9 Os chefes do Poder Executivo, por força do art. 71, I, da Constituição, não têm suas prestações de contas julgadas pelos Tribunais de Contas, mas meramente apreciadas pelas Cortes de Contas, mediante parecer prévio que será encaminhado ao Poder Legislativo. Será o Poder Legislativo de cada ente a realizar o jul­gamento das contas apresentadas pelos respectivos chefes do Executivo. Cf. STF. RE 848.826 (repercussão geral), Rel. Min. Roberto Barroso, Rel. p/ Acórdão Min. Ricardo Lewandowski, Pleno, julg. 10/08/2016, DJe 24-08-2017: “RECURSO EXTRAORDINÁRIO. PRESTAÇÃO DE CONTAS DO CHEFE DO PODER EXECUTIVO MUNICIPAL. PARECER PRÉVIO DO TRIBUNAL DE CONTAS. EFICÁCIA SUJEITA AO CRIVO PARLAMENTAR. COMPETÊNCIA DA CÂMARA MUNICIPAL PARA O JULGAMENTO DAS CONTAS DE GOVERNO E DE GESTÃO. LEI COMPLEMENTAR 64/1990, ALTERADA PELA LEI COMPLEMENTAR 135/2010. INELEGIBILIDADE. DECISÃO IRRECORRÍVEL. ATRIBUIÇÃO DO LEGISLATIVO LOCAL. RECURSO EXTRAORDINÁRIO CONHECIDO E PROVIDO. I – Compete à Câmara Municipal o julgamento das contas do chefe do Poder Executivo municipal, com o auxílio dos Tribunais de Contas, que emitirão parecer prévio, cuja eficácia impositiva subsiste e somente deixará de prevalecer por decisão de dois terços dos membros da casa legislativa (CF, art. 31, § 2º). II – O Constituinte de 1988 optou por atribuir, indistintamente, o julgamento de todas as contas de responsabilidade dos prefeitos municipais aos vereadores, em respeito à relação de equilíbrio que deve existir entre os Poderes da República (‘checks and balances’).
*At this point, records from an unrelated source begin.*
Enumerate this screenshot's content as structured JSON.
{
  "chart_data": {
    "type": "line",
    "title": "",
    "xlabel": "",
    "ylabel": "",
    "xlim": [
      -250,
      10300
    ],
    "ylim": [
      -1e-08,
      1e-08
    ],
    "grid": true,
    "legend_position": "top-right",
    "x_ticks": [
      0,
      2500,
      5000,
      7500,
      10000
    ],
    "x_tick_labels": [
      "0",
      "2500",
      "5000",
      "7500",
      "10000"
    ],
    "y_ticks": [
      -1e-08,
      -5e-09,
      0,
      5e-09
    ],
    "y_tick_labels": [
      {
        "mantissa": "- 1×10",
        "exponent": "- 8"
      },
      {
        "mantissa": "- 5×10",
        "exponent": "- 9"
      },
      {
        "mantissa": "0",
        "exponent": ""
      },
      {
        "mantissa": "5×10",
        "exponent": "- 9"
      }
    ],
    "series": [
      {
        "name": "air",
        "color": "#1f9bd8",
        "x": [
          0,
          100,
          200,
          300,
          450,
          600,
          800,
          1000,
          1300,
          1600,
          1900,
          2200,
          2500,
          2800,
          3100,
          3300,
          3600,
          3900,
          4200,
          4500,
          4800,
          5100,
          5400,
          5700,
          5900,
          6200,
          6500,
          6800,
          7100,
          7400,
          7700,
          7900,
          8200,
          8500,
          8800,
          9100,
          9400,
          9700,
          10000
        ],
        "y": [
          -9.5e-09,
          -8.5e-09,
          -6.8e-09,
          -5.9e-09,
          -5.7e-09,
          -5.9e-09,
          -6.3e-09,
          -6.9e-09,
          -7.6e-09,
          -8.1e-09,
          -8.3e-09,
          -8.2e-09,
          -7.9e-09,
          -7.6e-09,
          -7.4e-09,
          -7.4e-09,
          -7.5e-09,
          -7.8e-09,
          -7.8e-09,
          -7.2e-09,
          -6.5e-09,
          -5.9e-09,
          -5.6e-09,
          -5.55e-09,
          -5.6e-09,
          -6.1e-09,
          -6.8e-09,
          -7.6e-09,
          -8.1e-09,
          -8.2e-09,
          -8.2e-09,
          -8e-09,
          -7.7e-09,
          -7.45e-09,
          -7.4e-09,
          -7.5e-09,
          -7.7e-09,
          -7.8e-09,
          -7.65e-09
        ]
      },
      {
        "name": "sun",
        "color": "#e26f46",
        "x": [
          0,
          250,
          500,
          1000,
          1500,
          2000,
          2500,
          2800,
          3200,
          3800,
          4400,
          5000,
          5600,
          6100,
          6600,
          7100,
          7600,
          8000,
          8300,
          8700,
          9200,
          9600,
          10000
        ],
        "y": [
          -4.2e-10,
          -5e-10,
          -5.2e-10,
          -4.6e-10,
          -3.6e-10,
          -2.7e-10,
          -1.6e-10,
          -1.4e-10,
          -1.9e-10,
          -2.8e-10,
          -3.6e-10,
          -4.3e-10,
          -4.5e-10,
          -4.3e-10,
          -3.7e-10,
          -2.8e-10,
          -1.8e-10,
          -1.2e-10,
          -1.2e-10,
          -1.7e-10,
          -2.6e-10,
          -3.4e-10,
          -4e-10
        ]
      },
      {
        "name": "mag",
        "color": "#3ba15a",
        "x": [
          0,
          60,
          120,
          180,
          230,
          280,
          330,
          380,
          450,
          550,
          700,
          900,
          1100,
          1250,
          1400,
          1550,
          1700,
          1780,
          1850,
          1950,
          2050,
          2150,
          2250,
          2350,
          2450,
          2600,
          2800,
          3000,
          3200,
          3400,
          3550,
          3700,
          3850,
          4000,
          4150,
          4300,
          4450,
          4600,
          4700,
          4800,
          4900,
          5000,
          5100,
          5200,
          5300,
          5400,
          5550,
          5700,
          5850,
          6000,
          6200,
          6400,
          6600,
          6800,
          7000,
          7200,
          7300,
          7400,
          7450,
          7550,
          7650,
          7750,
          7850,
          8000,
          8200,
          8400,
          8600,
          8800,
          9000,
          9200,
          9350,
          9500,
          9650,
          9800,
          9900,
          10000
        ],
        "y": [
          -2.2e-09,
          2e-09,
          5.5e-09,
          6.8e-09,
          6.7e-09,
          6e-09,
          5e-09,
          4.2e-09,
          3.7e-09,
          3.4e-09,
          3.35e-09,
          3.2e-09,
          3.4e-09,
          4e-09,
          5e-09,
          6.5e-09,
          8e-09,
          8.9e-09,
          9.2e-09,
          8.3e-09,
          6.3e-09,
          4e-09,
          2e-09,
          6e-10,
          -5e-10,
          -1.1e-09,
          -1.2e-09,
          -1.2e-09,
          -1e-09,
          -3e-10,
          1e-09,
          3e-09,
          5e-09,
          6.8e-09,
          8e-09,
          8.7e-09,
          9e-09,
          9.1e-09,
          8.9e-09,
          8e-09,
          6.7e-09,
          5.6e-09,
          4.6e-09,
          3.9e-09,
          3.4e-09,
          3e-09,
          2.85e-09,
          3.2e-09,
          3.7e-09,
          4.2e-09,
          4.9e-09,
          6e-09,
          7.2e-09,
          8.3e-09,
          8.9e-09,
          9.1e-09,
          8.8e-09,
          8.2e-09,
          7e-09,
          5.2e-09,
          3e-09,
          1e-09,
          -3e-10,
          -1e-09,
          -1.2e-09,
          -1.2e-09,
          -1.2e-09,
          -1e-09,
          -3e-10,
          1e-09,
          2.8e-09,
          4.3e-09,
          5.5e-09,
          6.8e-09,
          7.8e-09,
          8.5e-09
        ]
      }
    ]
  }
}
III – A Constituição Federal revela que o órgão competente para lavrar a decisão irrecorrível a que faz referência o art. 1°, I, g, da LC 64/1990, dada pela LC 135/2010, é a Câmara Municipal, e não o Tribunal de Contas”.

10 Com exclusão dos chefes do Poder Executivo, os chefes dos demais Poderes e órgãos autônomos, por não estarem abarcados pela exceção prevista no art. 71, I, CF/1988, têm suas contas julgadas pelos Tribunais de Contas, nos termos do art. 71, II, CF/1988. A esse respeito: “Constituição do Estado do Tocantins. EC 16/2006, que criou a possibilidade de recurso, dotado de efeito suspensivo, para o Plenário da Assembleia Legislativa, das decisões tomadas pelo Tribunal de Contas do Estado com base em sua competência de julgamento de contas […].No âmbito das competências institucionais do Tribunal de Contas, o STF tem reconhecido a clara distinção entre: a competência para apreciar e emitir parecer prévio sobre as contas prestadas anualmente pelo chefe do Poder Executivo, especificada no art. 71, I, CF/1988; e a competência para julgar as contas dos demais administradores e responsáveis, definida no art. 71, II, CF/1988. […] Na segunda hipótese, o exercício da competência de julgamento pelo Tribunal de Contas não fica subordinado ao crivo posterior do Poder Legislativo. […] Ação julgada procedente”. (STF. ADI 3.715, Rel. Min. Gilmar Mendes, Pleno, julg. 21/08/2014, DJe 30/10/2014).

No mesmo sentido: “Tribunal de contas dos Estados: competência: observância compulsória do modelo federal: inconstitucionalidade de subtração ao tribunal de contas da competência do julgamento das contas da mesa da assembleia legislativa – compreendidas na previsão do art. 71, II, da CF, para submetê-las ao regime do art. 71, c/c o art. 49, IX, que é exclusivo da prestação de contas do chefe do Poder Executivo”. (STF. ADI 849, Rel. Min. Sepúlveda Pertence, Pleno, julg. 11/02/1999, DJ 23/04/1999).

11 LIMA, Luiz Henrique. Controle externo: teoria, jurisprudência e mais 500 questões. 4. ed. Rio de Janeiro: Elsevier, 2011. p. 111-115.

12 Regulamentado no art. 5º da Lei Orgânica do TCU, Lei nº 8.443/1992.